Marty looked around for Gilligan and found him in pieces. The camera assistant had been decapitated by a piece of Rodeo Drive, his headless corpse slumped over the smoldering battery pack.

He looked away, repulsed and terrified. In a war, Marty thought, there must come a time when a person becomes inured to the carnage and violent death, when the experience changes from something unusual and shocking into something commonplace and expected.

That time hadn’t come for him yet. He wished it would hurry up and get here or, if it didn’t, that he could be spared any new variations on the theme. Marty didn’t know how much more he could take.

His sanity felt almost physical, like a joint that had already been flexed too far. He knew it was about to snap, but unlike with a torn ligament or broken bone, he had no idea what consequences to expect if it happened.

Maybe it wouldn’t be so bad.

Maybe it would be a pleasant numbness, a blissful separation from direct contact with reality.

Or maybe not.

It could mean losing all sense of self, all intelligence. He could end up a mewling idiot, staggering mindlessly through the rubble.

And then he would never get home.

Stop being a pussy. So people are dying horrible, grotesque, and painful deaths right in front of your eyes.
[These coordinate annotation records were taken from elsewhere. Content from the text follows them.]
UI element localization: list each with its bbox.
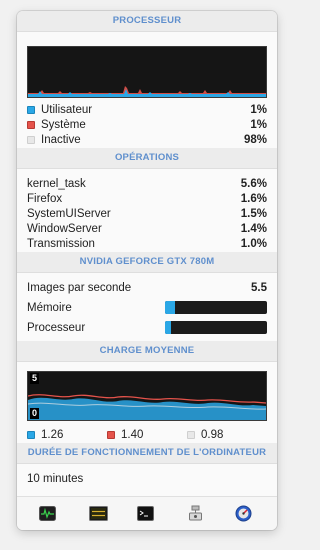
- load-graph-svg: [28, 394, 266, 420]
- system-swatch: [27, 121, 35, 129]
- cpu-user-value: 1%: [250, 104, 267, 116]
- load-5min-value: 1.40: [121, 429, 144, 441]
- process-name: SystemUIServer: [27, 208, 111, 220]
- gpu-fps-row: Images par seconde 5.5: [27, 281, 267, 296]
- operations-section-header: OPÉRATIONS: [17, 148, 277, 169]
- load-1min-swatch: [27, 431, 35, 439]
- gpu-fps-value: 5.5: [251, 282, 267, 294]
- load-1min-value: 1.26: [41, 429, 64, 441]
- process-name: kernel_task: [27, 178, 86, 190]
- istat-menu-panel: PROCESSEUR Utilisateur 1% Système 1% Ina…: [17, 11, 277, 530]
- process-row[interactable]: WindowServer 1.4%: [27, 222, 267, 237]
- gpu-processor-label: Processeur: [27, 322, 86, 334]
- user-swatch: [27, 106, 35, 114]
- load-scale-max: 5: [30, 373, 40, 384]
- system-info-icon[interactable]: [187, 505, 204, 522]
- process-row[interactable]: Firefox 1.6%: [27, 192, 267, 207]
- cpu-legend-user: Utilisateur 1%: [27, 103, 267, 118]
- activity-monitor-icon[interactable]: [39, 505, 56, 522]
- gpu-processor-bar: [165, 321, 267, 334]
- cpu-system-label: Système: [41, 119, 86, 131]
- cpu-history-graph: [27, 46, 267, 98]
- gpu-memory-bar: [165, 301, 267, 314]
- process-row[interactable]: kernel_task 5.6%: [27, 177, 267, 192]
- cpu-graph-svg: [28, 86, 266, 97]
- load-legend: 1.26 1.40 0.98: [27, 428, 267, 442]
- process-row[interactable]: Transmission 1.0%: [27, 237, 267, 252]
- process-row[interactable]: SystemUIServer 1.5%: [27, 207, 267, 222]
- process-name: Transmission: [27, 238, 95, 250]
- terminal-icon[interactable]: [137, 505, 154, 522]
- process-name: Firefox: [27, 193, 63, 205]
- cpu-user-label: Utilisateur: [41, 104, 93, 116]
- idle-swatch: [27, 136, 35, 144]
- process-cpu: 1.5%: [240, 208, 267, 220]
- console-icon[interactable]: [89, 505, 108, 522]
- gpu-section-header: NVIDIA GEFORCE GTX 780M: [17, 252, 277, 273]
- process-cpu: 1.4%: [240, 223, 267, 235]
- process-cpu: 1.6%: [240, 193, 267, 205]
- cpu-section-header: PROCESSEUR: [17, 11, 277, 32]
- load-scale-min: 0: [30, 408, 40, 419]
- cpu-idle-value: 98%: [243, 134, 267, 146]
- load-5min: 1.40: [107, 428, 143, 442]
- cpu-legend-idle: Inactive 98%: [27, 133, 267, 148]
- uptime-section-header: DURÉE DE FONCTIONNEMENT DE L'ORDINATEUR: [17, 443, 277, 464]
- load-1min: 1.26: [27, 428, 63, 442]
- process-cpu: 5.6%: [240, 178, 267, 190]
- gpu-processor-bar-fill: [165, 321, 172, 334]
- cpu-idle-label: Inactive: [41, 134, 81, 146]
- gpu-memory-label: Mémoire: [27, 302, 72, 314]
- load-section-header: CHARGE MOYENNE: [17, 341, 277, 362]
- process-name: WindowServer: [27, 223, 102, 235]
- load-15min: 0.98: [187, 428, 223, 442]
- load-15min-swatch: [187, 431, 195, 439]
- load-15min-value: 0.98: [201, 429, 224, 441]
- cpu-legend-system: Système 1%: [27, 118, 267, 133]
- uptime-row: 10 minutes: [27, 472, 267, 487]
- cpu-system-value: 1%: [250, 119, 267, 131]
- process-cpu: 1.0%: [240, 238, 267, 250]
- disk-utility-icon[interactable]: [235, 505, 252, 522]
- load-5min-swatch: [107, 431, 115, 439]
- uptime-value: 10 minutes: [27, 473, 84, 485]
- gpu-fps-label: Images par seconde: [27, 282, 132, 294]
- bottom-toolbar: [17, 496, 277, 530]
- load-history-graph: 5 0: [27, 371, 267, 421]
- gpu-memory-bar-fill: [165, 301, 176, 314]
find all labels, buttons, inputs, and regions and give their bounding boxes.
Big fucking deal. Be glad it’s not you and move on.

Lately, the voice in his head was sounding more and more like Buck and yet, strangely enough, seemed to be making more and more sense to him.

The way to deal with it, he decided, was to look at death clinically, the way a coroner does. When a coroner looks at a corpse-whether it’s been hit by a train, torn apart by sharks, mutilated with an ax, mangled in a car crash, or left decaying in the sun for a week, infested by maggots-it doesn’t sicken or terrify him. Why? Because it isn’t a human being any more. It’s an object, a by-product, a thing. A fleshy sack of organs and bones that just resembles a living thing.

Marty would just have to get in the right frame of mind.

But it occurred to him that coroners had an advantage he didn’t. They rarely witnessed the killing, the moment when a person stops being a person and becomes a corpse.

Then again, millions of soldiers over tens of thousands of years had come to grips with that moment on the battlefield. And most of them didn’t lose their minds. How hard could it be?

Be a fucking man.

Yes, Marty thought. That’s exactly what I’ll do. I’ll be a fucking man.

He turned and faced north on what was left of Rodeo Drive. For the first few blocks, houses on both sides of the street were aflame and charred bodies were scattered on the sidewalks.

Be a fucking man.

Marty took one flap of his wet jacket, raised it in front of his face like a cape, and trudged across the blackened grass into the smoke.